Mercredi 16 septembre 2009
« Tout le monde sait que les tests ADN ne servent à rien », une déclaration par laquelle le président de la République avoue un échec, autant qu'une volonté manifeste, à l'époque où la
loi est passée en force, de prendre les immigrés pour boucs émissaires. Un aveu qui en dit long.
Un article du nouvelobs.com :
Le chef de l'Etat, qui en septembre 2007 avait demandé "quel [était] le problème" avec les tests ADN, est revenu aujourd'hui sur l'amendement controversé abandonné par Eric Besson.
Tout le monde sait que les tests ADN ne servent à rien", a lancé Nicolas Sarkozy lors d'une rencontre à l'Elysée mardi 15 septembre avec les députés UMP, selon plusieurs participants de cette
réunion.
"Cette affaire de tests ADN a été la première grosse polémique de mon quinquennat", à l'automne 2007, a déclaré le président de la République avant d'ajouter: "on a été très maladroits, les tests
ADN sont venus sans préparation, on n'a rien expliqué et ça a explosé" à l'époque.
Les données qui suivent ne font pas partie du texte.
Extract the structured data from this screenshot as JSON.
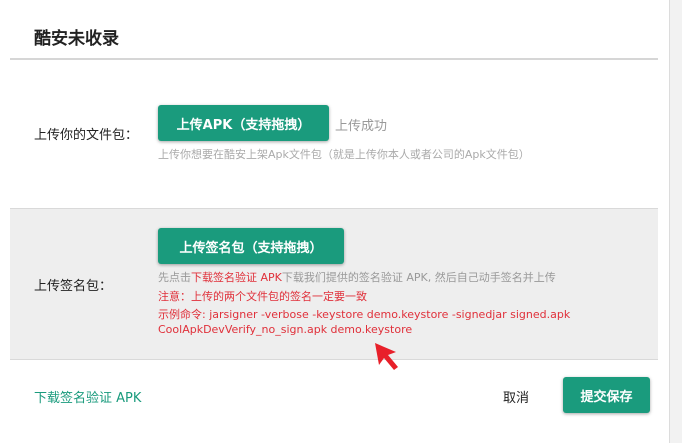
{
  "dialog": {
    "title": "酷安未收录"
  },
  "apk_upload": {
    "label": "上传你的文件包：",
    "button_label": "上传APK（支持拖拽）",
    "status": "上传成功",
    "hint": "上传你想要在酷安上架Apk文件包（就是上传你本人或者公司的Apk文件包）"
  },
  "signature_upload": {
    "label": "上传签名包：",
    "button_label": "上传签名包（支持拖拽）",
    "instruction_prefix": "先点击",
    "instruction_link": "下载签名验证 APK",
    "instruction_suffix": "下载我们提供的签名验证 APK, 然后自己动手签名并上传",
    "warning": "注意：上传的两个文件包的签名一定要一致",
    "example_line1": "示例命令: jarsigner -verbose -keystore demo.keystore -signedjar signed.apk",
    "example_line2": "CoolApkDevVerify_no_sign.apk demo.keystore"
  },
  "footer": {
    "download_link": "下载签名验证 APK",
    "cancel_label": "取消",
    "submit_label": "提交保存"
  },
  "colors": {
    "accent": "#1a9b7d",
    "warning": "#e0303a",
    "arrow": "#e8202a"
  },
  "icons": {
    "pointer": "red-arrow-icon"
  }
}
"Tout le monde sait que les tests ADN ne servent à rien. Du coup, ça a créé un trouble. Cette histoire est l'exemple de ce qu'il ne faut pas faire", a-t-il dit selon ces témoins. Brice Hortefeux
était ministre de l'Immigration au moment du vote de ce texte controversé.
Besson, "pas très habile mais de bonne foi"
Alors que l'actuel ministre de l'Immigration Eric Besson a provoqué la colère des responsables parlementaires UMP en annonçant sans les prévenir son refus de signer les décrets d'application sur
les tests ADN, Nicolas Sarkozy a commenté: "Besson n'a peut-être pas été très habile mais il a été de bonne foi".
"Maintenant, on va prendre le temps avec François Fillon d'y réfléchir", a-t-il lancé, sans donner la moindre précision sur ses intentions (abandon pur et simple, nouvelle discussion au
Parlement...).
Selon Jean Léonetti, député UMP des Alpes-Maritimes, le chef de l'Etat "a vraiment relativisé en expliquant que l'amendement tel qu'il avait été adopté était de toutes façons de portée très
limitée, d'application très difficile, donc en invitant les uns et les autres à éviter de faire une querelle complètement artificielle sur une question qui avait une forte valeur symbolique mais
qui sur un plan pratique était quasi-insignifiante. Il a invité les parlementaires à éviter de donner à cette affaire une importance disproportionnée".
Le "détail" de Fillon
Le 14 septembre 2007, à bord de l'avion qui le ramenait d'un voyage officiel en Hongrie, Nicolas Sarkozy avait déclaré aux journalistes présents : "Il y a douze pays en Europe qui ont le test ADN
sur la base du volontariat. Quel est le problème ?"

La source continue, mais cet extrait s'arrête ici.